Hello. I’m Daniel Westfall on the channel “Pray with Me”.
Psalm 76 is a hymn of praise to God, the great warrior. Today, instead of following the poet into a prayer that asks God to be our warrior, let’s reflect on the topic of war as the Bible presents it.
The theme of killing to solve relationship problems surfaces in the first book of the Bible. After Adam and Eve were evicted from the Garden of Eden, they had two sons. Cain, the elder, felt God was showing favoritism to Abel, his younger brother. Cain’s solution was to kill Abel. Today, individuals and nations still use this approach to address difficult relationships.
Much of the Old Testament details the Israelite conquest of Canaan, the Promised Land. The Bible describes the conquest not as a “holy war” or “genocide”, but as a “divine war”, in which God demonstrates his power against false and evil gods to establish worship of the one true God. This is why the psalms celebrate God’s victory over evil and idolatry, and urge God into further battles. (See Thomas, Heath. The Old Testament, “Holy War” and Christian Morality. Blog post, 21 November 2011 at https://www.cardus.ca/comment/article/the-old-testament-holy-war-and-christian-morality/).
But when God’s chosen nation, Israel, fell into idolatry, God showed that he is no respecter of nations. He sent warring nations against Israel to expose and correct their errors. And what of Israel today? Does God protect them as his chosen nation? Or is Israel balanced on a sharp edge of violence and corrupt politics, as their ancestors were when God decreed the Babylonian exile?
In the New Testament, Jesus and Paul are realists about war. The Israel they lived in was conquered and occupied by Rome. Using a battle metaphor, Jesus said, “I did not come to bring peace, but a sword” (Mat 10:34), and he predicted a future filled with “wars and rumors of wars” (Mat 24:6). Paul told Timothy to “fight the battle well” (1 Tim 1:18). In the book of Revelation, John had a vision of “divine war” at Armageddon at the end of time, when God will attack and destroy the enemies of his persecuted and oppressed people (Revelation 16).
I make three comments on war in the Bible
- First, wars and killing are pervasive in biblical stories and imagery. Just as they are in human history, for as long as people have written their stories and painted pictures on the walls of caves.

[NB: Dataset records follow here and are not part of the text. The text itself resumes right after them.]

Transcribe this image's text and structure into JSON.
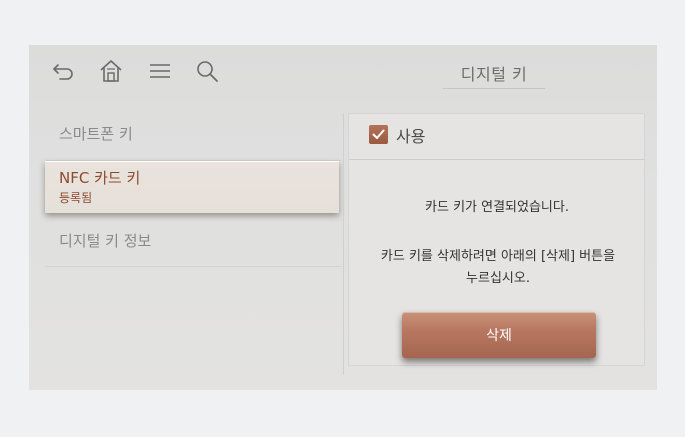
{
  "header": {
    "title": "디지털 키",
    "icons": [
      "back-icon",
      "home-icon",
      "menu-icon",
      "search-icon"
    ]
  },
  "sidebar": {
    "items": [
      {
        "label": "스마트폰 키"
      },
      {
        "label": "NFC 카드 키",
        "sublabel": "등록됨",
        "selected": true
      },
      {
        "label": "디지털 키 정보"
      }
    ]
  },
  "detail": {
    "use_label": "사용",
    "use_checked": true,
    "message_connected": "카드 키가 연결되었습니다.",
    "message_delete_line1": "카드 키를 삭제하려면 아래의 [삭제] 버튼을",
    "message_delete_line2": "누르십시오.",
    "delete_button": "삭제"
  },
  "colors": {
    "accent": "#b06d55",
    "selected_text": "#8c4a30"
  }
}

- Second God is present and active in human history, including wars. We’re fortunate that he doesn’t abandon us when things get messy and violent.
- Third, I find it helpful to interpret my life using metaphors of war. There are Goliaths within I must kill–hate and lies and envy. There are enemies in the world we must fight–injustice, poverty, and ignorance. Whether the psalms speak literally or metaphorically of war, they paint a true picture of the life we live and the God we serve.

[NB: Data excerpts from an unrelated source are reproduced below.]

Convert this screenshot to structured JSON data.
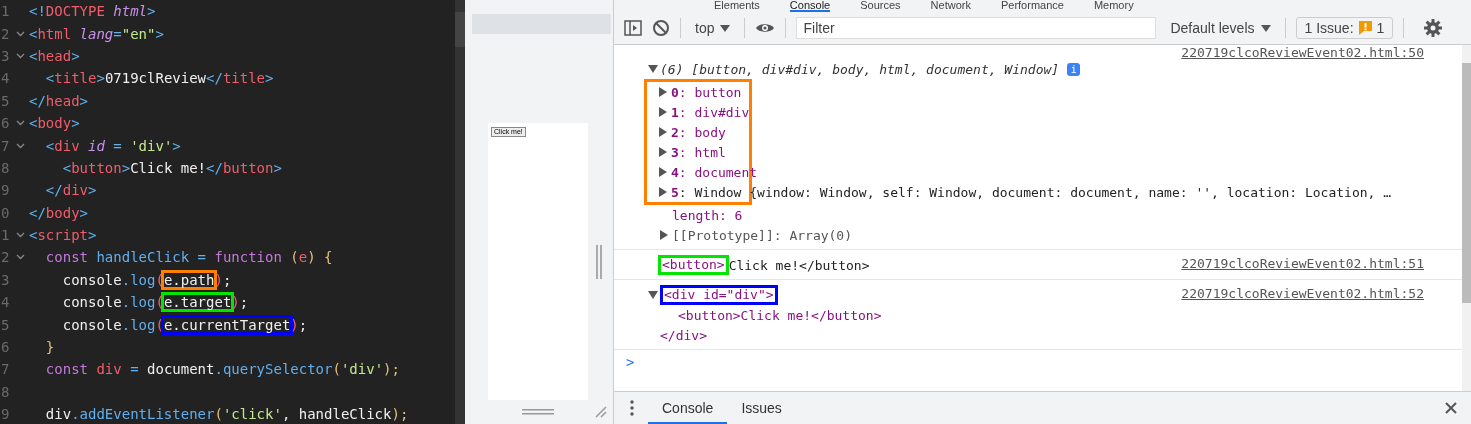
{
  "editor": {
    "lines": [
      {
        "number": "1",
        "foldable": false,
        "tokens": [
          {
            "text": "<!",
            "kind": "punct"
          },
          {
            "text": "DOCTYPE",
            "kind": "tag"
          },
          {
            "text": " html",
            "kind": "attr"
          },
          {
            "text": ">",
            "kind": "punct"
          }
        ]
      },
      {
        "number": "2",
        "foldable": true,
        "tokens": [
          {
            "text": "<",
            "kind": "punct"
          },
          {
            "text": "html",
            "kind": "tag"
          },
          {
            "text": " lang",
            "kind": "attr"
          },
          {
            "text": "=",
            "kind": "punct"
          },
          {
            "text": "\"en\"",
            "kind": "str"
          },
          {
            "text": ">",
            "kind": "punct"
          }
        ]
      },
      {
        "number": "3",
        "foldable": true,
        "tokens": [
          {
            "text": "<",
            "kind": "punct"
          },
          {
            "text": "head",
            "kind": "tag"
          },
          {
            "text": ">",
            "kind": "punct"
          }
        ]
      },
      {
        "number": "4",
        "foldable": false,
        "tokens": [
          {
            "text": "  <",
            "kind": "punct"
          },
          {
            "text": "title",
            "kind": "tag"
          },
          {
            "text": ">",
            "kind": "punct"
          },
          {
            "text": "0719clReview",
            "kind": "plain"
          },
          {
            "text": "</",
            "kind": "punct"
          },
          {
            "text": "title",
            "kind": "tag"
          },
          {
            "text": ">",
            "kind": "punct"
          }
        ]
      },
      {
        "number": "5",
        "foldable": false,
        "tokens": [
          {
            "text": "</",
            "kind": "punct"
          },
          {
            "text": "head",
            "kind": "tag"
          },
          {
            "text": ">",
            "kind": "punct"
          }
        ]
      },
      {
        "number": "6",
        "foldable": true,
        "tokens": [
          {
            "text": "<",
            "kind": "punct"
          },
          {
            "text": "body",
            "kind": "tag"
          },
          {
            "text": ">",
            "kind": "punct"
          }
        ]
      },
      {
        "number": "7",
        "foldable": true,
        "tokens": [
          {
            "text": "  <",
            "kind": "punct"
          },
          {
            "text": "div",
            "kind": "tag"
          },
          {
            "text": " id",
            "kind": "attr"
          },
          {
            "text": " = ",
            "kind": "punct"
          },
          {
            "text": "'div'",
            "kind": "str"
          },
          {
            "text": ">",
            "kind": "punct"
          }
        ]
      },
      {
        "number": "8",
        "foldable": false,
        "tokens": [
          {
            "text": "    <",
            "kind": "punct"
          },
          {
            "text": "button",
            "kind": "tag"
          },
          {
            "text": ">",
            "kind": "punct"
          },
          {
            "text": "Click me!",
            "kind": "plain"
          },
          {
            "text": "</",
            "kind": "punct"
          },
          {
            "text": "button",
            "kind": "tag"
          },
          {
            "text": ">",
            "kind": "punct"
          }
        ]
      },
      {
        "number": "9",
        "foldable": false,
        "tokens": [
          {
            "text": "  </",
            "kind": "punct"
          },
          {
            "text": "div",
            "kind": "tag"
          },
          {
            "text": ">",
            "kind": "punct"
          }
        ]
      },
      {
        "number": "0",
        "foldable": false,
        "tokens": [
          {
            "text": "</",
            "kind": "punct"
          },
          {
            "text": "body",
            "kind": "tag"
          },
          {
            "text": ">",
            "kind": "punct"
          }
        ]
      },
      {
        "number": "1",
        "foldable": true,
        "tokens": [
          {
            "text": "<",
            "kind": "punct"
          },
          {
            "text": "script",
            "kind": "tag"
          },
          {
            "text": ">",
            "kind": "punct"
          }
        ]
      },
      {
        "number": "2",
        "foldable": true,
        "tokens": [
          {
            "text": "  const",
            "kind": "keyword"
          },
          {
            "text": " handleClick",
            "kind": "fn"
          },
          {
            "text": " = ",
            "kind": "punct"
          },
          {
            "text": "function",
            "kind": "keyword"
          },
          {
            "text": " (",
            "kind": "paren"
          },
          {
            "text": "e",
            "kind": "var"
          },
          {
            "text": ") {",
            "kind": "paren"
          }
        ]
      },
      {
        "number": "3",
        "foldable": false,
        "tokens": [
          {
            "text": "    console",
            "kind": "plain"
          },
          {
            "text": ".",
            "kind": "punct"
          },
          {
            "text": "log",
            "kind": "fn"
          },
          {
            "text": "(",
            "kind": "var"
          },
          {
            "text": "e.path",
            "kind": "plain",
            "color": "#ff8000"
          },
          {
            "text": ")",
            "kind": "var"
          },
          {
            "text": ";",
            "kind": "plain"
          }
        ]
      },
      {
        "number": "4",
        "foldable": false,
        "tokens": [
          {
            "text": "    console",
            "kind": "plain"
          },
          {
            "text": ".",
            "kind": "punct"
          },
          {
            "text": "log",
            "kind": "fn"
          },
          {
            "text": "(",
            "kind": "var"
          },
          {
            "text": "e.target",
            "kind": "plain",
            "color": "#00e600"
          },
          {
            "text": ")",
            "kind": "var"
          },
          {
            "text": ";",
            "kind": "plain"
          }
        ]
      },
      {
        "number": "5",
        "foldable": false,
        "tokens": [
          {
            "text": "    console",
            "kind": "plain"
          },
          {
            "text": ".",
            "kind": "punct"
          },
          {
            "text": "log",
            "kind": "fn"
          },
          {
            "text": "(",
            "kind": "var"
          },
          {
            "text": "e.currentTarget",
            "kind": "plain",
            "color": "#0000ff"
          },
          {
            "text": ")",
            "kind": "var"
          },
          {
            "text": ";",
            "kind": "plain"
          }
        ]
      },
      {
        "number": "6",
        "foldable": false,
        "tokens": [
          {
            "text": "  }",
            "kind": "paren"
          }
        ]
      },
      {
        "number": "7",
        "foldable": false,
        "tokens": [
          {
            "text": "  const",
            "kind": "keyword"
          },
          {
            "text": " div",
            "kind": "var"
          },
          {
            "text": " = ",
            "kind": "punct"
          },
          {
            "text": "document",
            "kind": "plain"
          },
          {
            "text": ".",
            "kind": "punct"
          },
          {
            "text": "querySelector",
            "kind": "fn"
          },
          {
            "text": "(",
            "kind": "paren"
          },
          {
            "text": "'div'",
            "kind": "str"
          },
          {
            "text": ");",
            "kind": "paren"
          }
        ]
      },
      {
        "number": "8",
        "foldable": false
      },
      {
        "number": "9",
        "foldable": false,
        "tokens": [
          {
            "text": "  div",
            "kind": "plain"
          },
          {
            "text": ".addEventListener",
            "kind": "fn"
          },
          {
            "text": "(",
            "kind": "paren"
          },
          {
            "text": "'click'",
            "kind": "str"
          },
          {
            "text": ", handleClick",
            "kind": "plain"
          },
          {
            "text": ");",
            "kind": "paren"
          }
        ]
      }
    ]
  },
  "preview": {
    "button_label": "Click me!"
  },
  "devtools": {
    "tabs": [
      {
        "label": "Elements",
        "selected": false
      },
      {
        "label": "Console",
        "selected": true
      },
      {
        "label": "Sources",
        "selected": false
      },
      {
        "label": "Network",
        "selected": false
      },
      {
        "label": "Performance",
        "selected": false
      },
      {
        "label": "Memory",
        "selected": false
      }
    ],
    "toolbar": {
      "context": "top",
      "filter_placeholder": "Filter",
      "levels": "Default levels",
      "issues_label": "1 Issue:",
      "issues_count": "1"
    },
    "messages": [
      {
        "kind": "array",
        "source": "220719clcoReviewEvent02.html:50",
        "expanded": true,
        "summary": "(6) [button, div#div, body, html, document, Window]",
        "info_badge": "i",
        "color": "#ff8000",
        "entries": [
          {
            "text": "**0**: button",
            "kind": "node"
          },
          {
            "text": "**1**: div#div",
            "kind": "node"
          },
          {
            "text": "**2**: body",
            "kind": "node"
          },
          {
            "text": "**3**: html",
            "kind": "node"
          },
          {
            "text": "**4**: document",
            "kind": "node"
          },
          {
            "text": "**5**: Window {window: Window, self: Window, document: document, name: '', location: Location, …",
            "kind": "object"
          }
        ],
        "extra": [
          {
            "text": "length: 6",
            "kind": "plain"
          },
          {
            "text": "[[Prototype]]: Array(0)",
            "kind": "expandable"
          }
        ]
      },
      {
        "kind": "element",
        "source": "220719clcoReviewEvent02.html:51",
        "open": "<button>",
        "text": "Click me!</button>",
        "color": "#00e600"
      },
      {
        "kind": "tree",
        "source": "220719clcoReviewEvent02.html:52",
        "expanded": true,
        "open": "<div id=\"div\">",
        "color": "#0000ff",
        "children": [
          "<button>Click me!</button>"
        ],
        "close": "</div>"
      }
    ],
    "prompt": ">",
    "drawer_tabs": [
      {
        "label": "Console",
        "selected": true
      },
      {
        "label": "Issues",
        "selected": false
      }
    ]
  }
}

Let’s pray, using some of the images from Psalm 76.
O God, you are radiant with light,
more majestic than mountains rich with game.
The valiant lie plundered,
they sleep their last sleep;
not one of the warriors
can lift his hand.
At your rebuke, God of Jacob,
both horse and chariot lie still (vv. 4-6).

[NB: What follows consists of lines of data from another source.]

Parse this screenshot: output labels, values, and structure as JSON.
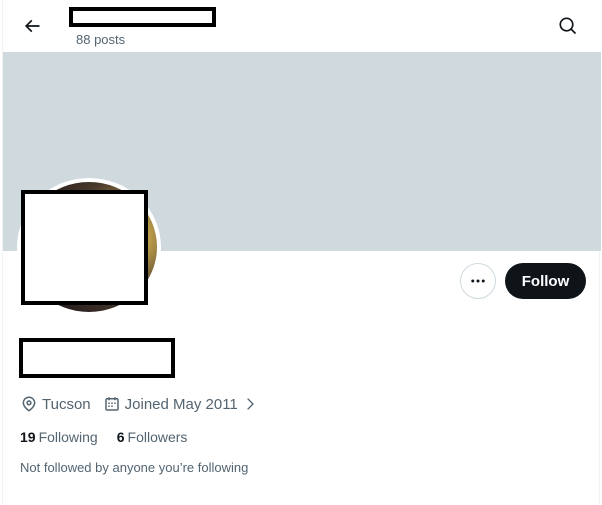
{
  "header": {
    "post_count": "88 posts",
    "back_icon": "arrow-left-icon",
    "search_icon": "search-icon"
  },
  "banner": {
    "color": "#cfd9de"
  },
  "actions": {
    "more_icon": "more-horizontal-icon",
    "follow_label": "Follow"
  },
  "profile": {
    "location": "Tucson",
    "joined": "Joined May 2011"
  },
  "stats": {
    "following_count": "19",
    "following_label": "Following",
    "followers_count": "6",
    "followers_label": "Followers"
  },
  "note": "Not followed by anyone you’re following"
}
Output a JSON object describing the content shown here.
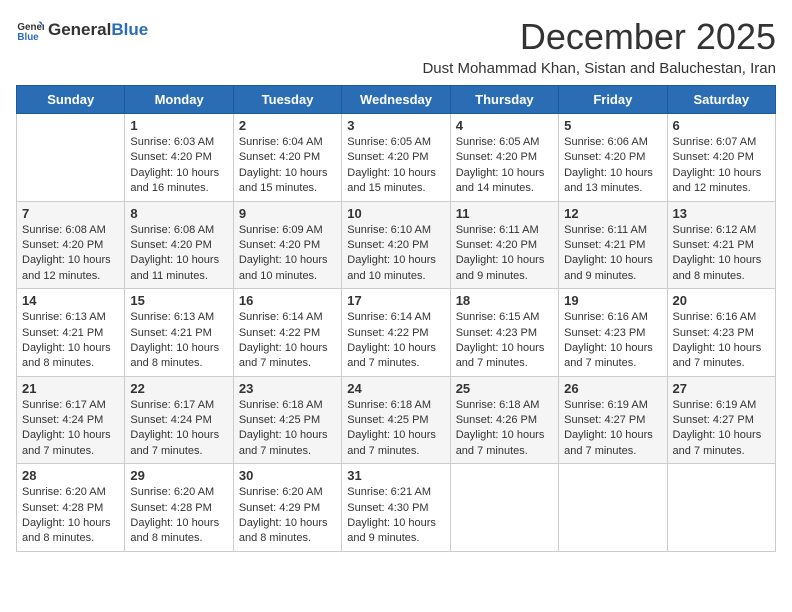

O God, we have caught a vision of your radiant light, more majestic than mountains. As we journey, stumbling in darkness toward this vision, we encounter enemies everywhere. The world and our own hearts are rampant with prejudice, with lust, with pettiness and anger. As you waged divine war on behalf of Israel, so wage divine war in our lives. Lay waste the enemies of our souls, rebuke them until horse and chariot lie still, until evil sleeps its last sleep.
You, God rose up to judge,
to save all the afflicted of the land.
Surely your wrath against mankind brings you praise,
and the survivors of your wrath are restrained.
You are a God to be feared and obeyed, because nothing stops your plan to bring righteousness and justice and peace. The violent will be deposed, the unjust punished, and the wicked rebuked. O God, cleanse us from unrighteousness, purge the violence from our hearts, that we may greet you with joy and not with fear when you come.
I’m Daniel on the channel “Pray with Me”.